Originally published September 1, 2005 at 12:00 AM | Page modified September 1, 2005 at 9:31 PM
4 indicted in California terror plot
A federal grand jury yesterday indicted four men — including the leader of a state prison gang — for allegedly plotting a harrowing...
LOS ANGELES — A federal grand jury yesterday indicted four men — including the leader of a state prison gang — for allegedly plotting a harrowing string of attacks against U.S. military facilities, synagogues and other sites in Southern California as part of a terrorist "war" by Islamic extremists.
The 15-page indictment accuses Kevin Lamar James, 29; Levar Haney Washington, 25; Gregory Vernon Patterson, 21; and Hammad Riaz Samana, 21, of plotting the attacks, using guns and explosives, to "maximize the number of casualties to be inflicted."
The six-count indictment names all four in a conspiracy to levy war against the U.S. government through terrorism and says the plot was hatched by James, an inmate at the California state prison in Sacramento and founder of a small prison gang of radical Muslims called Jam'iyyat Ul-Islam Is-Saheeh, or JIS.
James, the alleged mastermind, is serving a 10-year prison sentence for an armed robbery in 1996.
According to the indictment, Washington pledged his loyalty to James "until death by martyrdom" and sought to establish a JIS cell outside prison with bomb experts.
Washington, Patterson and Samana — who attended the same Inglewood mosque — allegedly conducted surveillance of National Guard facilities, the Israeli Consulate and several synagogues in the Los Angeles area as well as Internet research on Jewish holidays.
The attacks were to be carried out with firearms and other weapons on Jewish holidays, according to the indictment. Patterson allegedly bought a .223-caliber rifle in July.
The indictment also charges Washington and Patterson with robbing a gas station at gunpoint on July 5 to help fund the terrorism. Both men were previously charged by the Los Angeles district attorney's office in that robbery and nine others in Southern California.

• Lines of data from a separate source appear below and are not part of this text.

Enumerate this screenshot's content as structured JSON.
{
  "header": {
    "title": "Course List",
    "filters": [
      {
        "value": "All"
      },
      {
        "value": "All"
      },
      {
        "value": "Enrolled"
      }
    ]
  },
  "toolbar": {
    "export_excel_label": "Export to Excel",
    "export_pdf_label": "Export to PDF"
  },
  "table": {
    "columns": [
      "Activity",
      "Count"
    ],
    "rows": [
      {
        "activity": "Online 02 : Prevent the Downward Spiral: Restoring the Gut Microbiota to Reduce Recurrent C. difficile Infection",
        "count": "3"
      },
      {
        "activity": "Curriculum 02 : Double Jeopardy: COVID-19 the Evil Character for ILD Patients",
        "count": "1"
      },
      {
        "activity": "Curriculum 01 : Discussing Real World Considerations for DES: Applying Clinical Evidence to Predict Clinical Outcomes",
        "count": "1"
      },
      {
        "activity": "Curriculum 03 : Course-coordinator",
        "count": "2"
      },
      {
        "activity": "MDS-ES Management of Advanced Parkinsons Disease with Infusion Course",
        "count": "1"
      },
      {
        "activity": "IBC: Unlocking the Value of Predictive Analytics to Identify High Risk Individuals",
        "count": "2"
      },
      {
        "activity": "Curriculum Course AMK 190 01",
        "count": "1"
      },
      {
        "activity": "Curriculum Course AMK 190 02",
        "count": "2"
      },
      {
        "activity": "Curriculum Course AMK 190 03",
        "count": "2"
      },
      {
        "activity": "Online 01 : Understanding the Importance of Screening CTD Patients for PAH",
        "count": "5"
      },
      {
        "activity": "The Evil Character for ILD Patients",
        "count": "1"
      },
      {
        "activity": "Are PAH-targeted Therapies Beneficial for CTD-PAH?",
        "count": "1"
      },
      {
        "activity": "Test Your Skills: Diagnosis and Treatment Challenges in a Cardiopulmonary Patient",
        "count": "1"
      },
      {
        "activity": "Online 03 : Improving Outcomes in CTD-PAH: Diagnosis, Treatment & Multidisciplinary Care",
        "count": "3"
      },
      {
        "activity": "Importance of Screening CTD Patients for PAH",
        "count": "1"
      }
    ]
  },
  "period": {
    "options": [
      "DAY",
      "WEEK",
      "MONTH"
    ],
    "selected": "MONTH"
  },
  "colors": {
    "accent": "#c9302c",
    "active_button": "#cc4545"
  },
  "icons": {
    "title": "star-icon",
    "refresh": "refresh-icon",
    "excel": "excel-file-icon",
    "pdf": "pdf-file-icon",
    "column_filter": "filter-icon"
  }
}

While federal authorities have filed numerous terrorism-related cases in the United States since the attacks of Sept. 11, 2001, the vast majority have alleged that American citizens or foreign nationals have illegally attended terrorist training camps overseas or engaged in rhetoric or other actions that make them a potential security threat.
In this case, however, authorities have charged that a handful of men, all but one of them U.S. citizens, were raising money, purchasing weapons and conducting surveillance with specific plans to launch terrorism within the United States.
The FBI recently ordered its agents nationwide to conduct "threat assessments" of inmates who may have become radicalized in prison and could commit extremist violence upon their release.